South Canterbury merino farmers Barrie and Yvonne Payne have won a prestigious international award presented by the world’s biggest purchaser of fine wools – for the fourth year in a row.
Last year the Paynes produced a single bale of very fine 11.8 micron merino wool that was purchased by Italian fabric weaving company Loro Piana for $2,950 per kilogram clean.
It was the highest price paid by the company to any New Zealand producer for a single bale and has won the Loro Piana Record Bale Award for New Zealand.
The finer the wool the better it is for turning in to high quality cloth and the higher the price it fetches. The Paynes’ wool will eventually find its way in to just a few dozen lengths of suiting fabric or enough to make about 50 high quality men’s suits.
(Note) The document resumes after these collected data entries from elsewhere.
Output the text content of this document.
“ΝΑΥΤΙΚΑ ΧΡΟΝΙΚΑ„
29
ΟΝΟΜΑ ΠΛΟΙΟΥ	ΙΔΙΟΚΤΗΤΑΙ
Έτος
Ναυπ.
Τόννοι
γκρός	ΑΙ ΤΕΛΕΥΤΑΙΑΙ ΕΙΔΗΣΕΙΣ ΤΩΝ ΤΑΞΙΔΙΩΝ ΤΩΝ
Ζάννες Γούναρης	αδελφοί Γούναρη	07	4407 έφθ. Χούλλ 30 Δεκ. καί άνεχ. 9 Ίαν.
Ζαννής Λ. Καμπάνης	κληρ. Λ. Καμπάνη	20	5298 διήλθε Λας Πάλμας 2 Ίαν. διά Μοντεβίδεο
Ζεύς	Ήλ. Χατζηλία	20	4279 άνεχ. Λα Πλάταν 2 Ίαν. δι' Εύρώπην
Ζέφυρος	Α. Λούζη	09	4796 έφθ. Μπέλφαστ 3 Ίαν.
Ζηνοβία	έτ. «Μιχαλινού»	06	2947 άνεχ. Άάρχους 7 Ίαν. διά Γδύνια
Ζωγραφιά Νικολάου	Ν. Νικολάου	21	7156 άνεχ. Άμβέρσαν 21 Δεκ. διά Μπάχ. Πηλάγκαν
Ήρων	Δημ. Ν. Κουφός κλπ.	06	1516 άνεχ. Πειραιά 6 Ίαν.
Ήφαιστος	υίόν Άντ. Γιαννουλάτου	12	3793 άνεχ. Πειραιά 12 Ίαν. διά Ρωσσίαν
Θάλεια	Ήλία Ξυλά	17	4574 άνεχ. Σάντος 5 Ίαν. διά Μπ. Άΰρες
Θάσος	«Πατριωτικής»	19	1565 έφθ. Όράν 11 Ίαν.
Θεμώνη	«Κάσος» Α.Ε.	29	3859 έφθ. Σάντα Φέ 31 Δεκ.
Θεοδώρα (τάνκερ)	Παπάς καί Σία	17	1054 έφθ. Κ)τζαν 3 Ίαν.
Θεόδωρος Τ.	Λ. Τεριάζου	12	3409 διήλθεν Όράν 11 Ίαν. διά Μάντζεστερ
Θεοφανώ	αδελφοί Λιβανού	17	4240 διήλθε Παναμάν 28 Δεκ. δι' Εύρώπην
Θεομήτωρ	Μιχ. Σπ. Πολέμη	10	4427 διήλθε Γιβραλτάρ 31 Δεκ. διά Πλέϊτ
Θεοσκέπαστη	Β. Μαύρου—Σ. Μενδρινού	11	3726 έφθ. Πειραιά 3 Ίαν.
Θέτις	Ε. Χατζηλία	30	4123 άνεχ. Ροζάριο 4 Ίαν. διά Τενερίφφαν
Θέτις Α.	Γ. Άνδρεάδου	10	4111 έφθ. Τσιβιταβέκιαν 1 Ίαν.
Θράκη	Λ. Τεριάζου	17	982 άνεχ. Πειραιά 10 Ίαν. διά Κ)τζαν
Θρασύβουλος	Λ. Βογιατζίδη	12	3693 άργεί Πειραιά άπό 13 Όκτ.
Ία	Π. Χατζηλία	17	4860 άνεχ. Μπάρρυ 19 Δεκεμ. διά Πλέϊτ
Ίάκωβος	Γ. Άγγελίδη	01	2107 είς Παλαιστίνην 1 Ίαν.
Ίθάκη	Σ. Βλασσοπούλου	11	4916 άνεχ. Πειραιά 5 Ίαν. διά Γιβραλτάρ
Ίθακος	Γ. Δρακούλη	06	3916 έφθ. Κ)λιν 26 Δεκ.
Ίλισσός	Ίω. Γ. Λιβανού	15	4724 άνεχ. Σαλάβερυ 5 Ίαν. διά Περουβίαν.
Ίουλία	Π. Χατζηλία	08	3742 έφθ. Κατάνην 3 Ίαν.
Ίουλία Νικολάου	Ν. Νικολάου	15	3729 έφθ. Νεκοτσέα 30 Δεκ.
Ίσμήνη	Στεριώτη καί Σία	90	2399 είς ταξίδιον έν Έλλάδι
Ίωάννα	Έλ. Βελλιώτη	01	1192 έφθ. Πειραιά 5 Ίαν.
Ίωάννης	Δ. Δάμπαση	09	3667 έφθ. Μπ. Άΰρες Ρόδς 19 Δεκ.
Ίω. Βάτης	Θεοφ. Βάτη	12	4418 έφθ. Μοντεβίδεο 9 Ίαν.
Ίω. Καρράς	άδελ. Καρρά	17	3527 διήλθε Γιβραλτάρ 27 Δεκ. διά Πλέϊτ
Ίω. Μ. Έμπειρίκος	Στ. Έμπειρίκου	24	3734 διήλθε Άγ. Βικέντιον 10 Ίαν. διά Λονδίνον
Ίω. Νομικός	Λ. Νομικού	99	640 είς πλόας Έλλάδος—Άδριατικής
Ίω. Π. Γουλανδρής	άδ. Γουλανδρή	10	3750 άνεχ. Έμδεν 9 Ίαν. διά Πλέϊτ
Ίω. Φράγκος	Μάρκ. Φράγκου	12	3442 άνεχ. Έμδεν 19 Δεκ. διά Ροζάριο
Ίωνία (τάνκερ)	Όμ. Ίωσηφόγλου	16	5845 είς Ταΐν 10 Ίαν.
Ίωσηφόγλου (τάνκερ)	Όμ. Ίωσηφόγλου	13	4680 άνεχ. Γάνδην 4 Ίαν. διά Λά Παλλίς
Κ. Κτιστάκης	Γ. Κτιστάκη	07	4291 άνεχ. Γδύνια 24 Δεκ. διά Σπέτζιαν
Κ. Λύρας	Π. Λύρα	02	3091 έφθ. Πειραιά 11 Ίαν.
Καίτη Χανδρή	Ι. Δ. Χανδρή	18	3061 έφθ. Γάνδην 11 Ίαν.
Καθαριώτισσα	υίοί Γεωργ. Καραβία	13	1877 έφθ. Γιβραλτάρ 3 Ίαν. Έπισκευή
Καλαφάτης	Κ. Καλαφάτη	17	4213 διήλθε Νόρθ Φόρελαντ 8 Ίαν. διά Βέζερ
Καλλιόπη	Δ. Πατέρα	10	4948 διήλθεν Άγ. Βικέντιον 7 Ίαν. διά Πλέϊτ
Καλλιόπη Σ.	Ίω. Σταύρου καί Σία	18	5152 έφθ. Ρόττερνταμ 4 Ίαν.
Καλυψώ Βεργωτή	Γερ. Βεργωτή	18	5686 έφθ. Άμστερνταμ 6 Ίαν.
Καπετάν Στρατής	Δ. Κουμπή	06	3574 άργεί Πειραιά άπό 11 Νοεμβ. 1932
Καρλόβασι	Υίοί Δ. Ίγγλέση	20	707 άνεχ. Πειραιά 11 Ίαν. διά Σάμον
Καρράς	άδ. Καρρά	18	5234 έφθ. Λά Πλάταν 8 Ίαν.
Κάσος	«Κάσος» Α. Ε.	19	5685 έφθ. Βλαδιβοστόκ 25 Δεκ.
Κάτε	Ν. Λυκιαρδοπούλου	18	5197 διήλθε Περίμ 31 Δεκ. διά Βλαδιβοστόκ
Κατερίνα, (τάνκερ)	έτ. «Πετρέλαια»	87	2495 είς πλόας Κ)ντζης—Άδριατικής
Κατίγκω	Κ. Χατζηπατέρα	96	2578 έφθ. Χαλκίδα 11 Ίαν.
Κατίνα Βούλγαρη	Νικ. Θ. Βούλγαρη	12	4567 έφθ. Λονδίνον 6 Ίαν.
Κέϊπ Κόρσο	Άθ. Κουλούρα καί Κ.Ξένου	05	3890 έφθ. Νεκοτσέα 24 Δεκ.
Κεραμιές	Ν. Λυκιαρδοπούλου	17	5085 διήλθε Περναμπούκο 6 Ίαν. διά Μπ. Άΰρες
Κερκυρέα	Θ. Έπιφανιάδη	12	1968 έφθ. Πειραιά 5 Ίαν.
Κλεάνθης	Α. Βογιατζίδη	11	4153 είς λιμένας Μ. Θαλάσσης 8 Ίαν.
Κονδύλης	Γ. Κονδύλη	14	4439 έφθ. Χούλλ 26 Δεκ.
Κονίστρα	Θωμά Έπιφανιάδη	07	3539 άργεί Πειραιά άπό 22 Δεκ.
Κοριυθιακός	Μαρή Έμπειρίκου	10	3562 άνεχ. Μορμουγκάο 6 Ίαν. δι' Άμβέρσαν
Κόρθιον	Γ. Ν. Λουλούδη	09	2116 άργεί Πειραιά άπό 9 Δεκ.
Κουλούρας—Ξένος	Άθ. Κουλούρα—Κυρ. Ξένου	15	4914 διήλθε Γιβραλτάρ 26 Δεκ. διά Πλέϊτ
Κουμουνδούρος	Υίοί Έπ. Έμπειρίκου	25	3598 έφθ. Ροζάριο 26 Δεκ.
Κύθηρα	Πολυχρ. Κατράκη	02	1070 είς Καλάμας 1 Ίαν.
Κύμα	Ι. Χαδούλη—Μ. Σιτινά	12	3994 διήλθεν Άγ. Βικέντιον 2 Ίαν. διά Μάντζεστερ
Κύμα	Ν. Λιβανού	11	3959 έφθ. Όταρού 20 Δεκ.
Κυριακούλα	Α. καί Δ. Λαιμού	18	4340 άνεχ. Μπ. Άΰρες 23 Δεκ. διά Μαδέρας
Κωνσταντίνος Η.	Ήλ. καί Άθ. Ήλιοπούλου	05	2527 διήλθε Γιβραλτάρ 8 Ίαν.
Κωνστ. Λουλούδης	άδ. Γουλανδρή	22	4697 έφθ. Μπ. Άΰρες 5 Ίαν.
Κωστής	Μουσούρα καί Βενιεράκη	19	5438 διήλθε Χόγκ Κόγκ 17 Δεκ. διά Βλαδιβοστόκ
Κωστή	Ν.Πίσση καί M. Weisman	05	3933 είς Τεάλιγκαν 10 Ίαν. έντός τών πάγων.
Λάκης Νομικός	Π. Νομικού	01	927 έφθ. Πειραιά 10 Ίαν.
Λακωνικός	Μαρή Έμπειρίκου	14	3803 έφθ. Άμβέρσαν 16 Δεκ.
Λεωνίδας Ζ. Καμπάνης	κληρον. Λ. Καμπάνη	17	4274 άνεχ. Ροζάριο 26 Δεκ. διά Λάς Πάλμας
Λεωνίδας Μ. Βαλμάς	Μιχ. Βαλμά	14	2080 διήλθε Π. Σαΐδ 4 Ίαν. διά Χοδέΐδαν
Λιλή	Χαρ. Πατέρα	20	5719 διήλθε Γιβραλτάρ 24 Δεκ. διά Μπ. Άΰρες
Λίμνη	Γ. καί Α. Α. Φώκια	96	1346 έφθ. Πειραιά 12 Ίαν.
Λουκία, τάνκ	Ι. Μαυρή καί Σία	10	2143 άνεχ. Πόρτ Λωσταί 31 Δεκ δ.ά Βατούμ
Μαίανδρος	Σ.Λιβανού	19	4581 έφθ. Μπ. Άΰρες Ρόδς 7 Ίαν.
And in a nice twist to the win by the Paynes, Mr Pier-Luigi Loro Piana, the president of Loro Piana, has been presented with an Honorary Order of Merit by New Zealand for his services to the merino industry here.
Mr Loro Piana has been buying New Zealand merino wool since 1996 and was the first Italian weaver to directly contract substantial volumes breaking away from the wool auction system to form two to three year contracts.
New Zealand and Australia are the globe’s top producers of fine quality merino wool and Mr Loro Piana’s company created the annual Loro Piana Record Bale Award to encourage producers in each country to strive for increasingly higher quality wool.
Back in 1998, Mr Loro Piana was the first Italian weaver to directly contract substantial volumes of New Zealand merino wool and to date more than 600,000kg of greasy wool has gone in to the Loro Piana Zelander® and Storm System Zelander® fabric ranges.
Loro Piana produces the Zelander range of fabrics made from New Zealand merino wool which is woven in to quality garments marketed at the top end of high fashion world-wide.
The Paynes have now won the New Zealand trophy four years in a row and have been presented with their award at a ceremony in Beijing today (Thurs. Apr. 23).
At their 177ha station Visulea, the Paynes farm more than 3,000 merino, 1,000 of which are wool-producing wethers (castrated males).
“Merino is such a lovely wool and it really gives us a buzz that we’re producing some of the world’s best wool for one of the world’s leading fabric makers,” Yvonne Payne says. “It’s quite humbling to be judged the best in New Zealand four years in a row.”
The New Zealand Merino Company (NZM) chief executive John Brakenridge says the double celebration is fitting considering the huge contribution both Mr Loro Piana and the Paynes have made to the New Zealand merino industry.
“Italy’s a huge market for us and Mr Loro Piana has been a huge supporter of our industry. The contract system Loro Piana works with has big benefits for growers in that it stabilises prices and creates surety of quality and supply for the customer.
“Fineness is a chief consideration when measuring quality in merino wool and with the average human hair at around 60 microns the Paynes are producing wool fibres about five times smaller.
“The relationship with Mr Loro Piana is rewarding for New Zealand merino growers and is founded on respect for each other’s knowledge in merino production and processing.”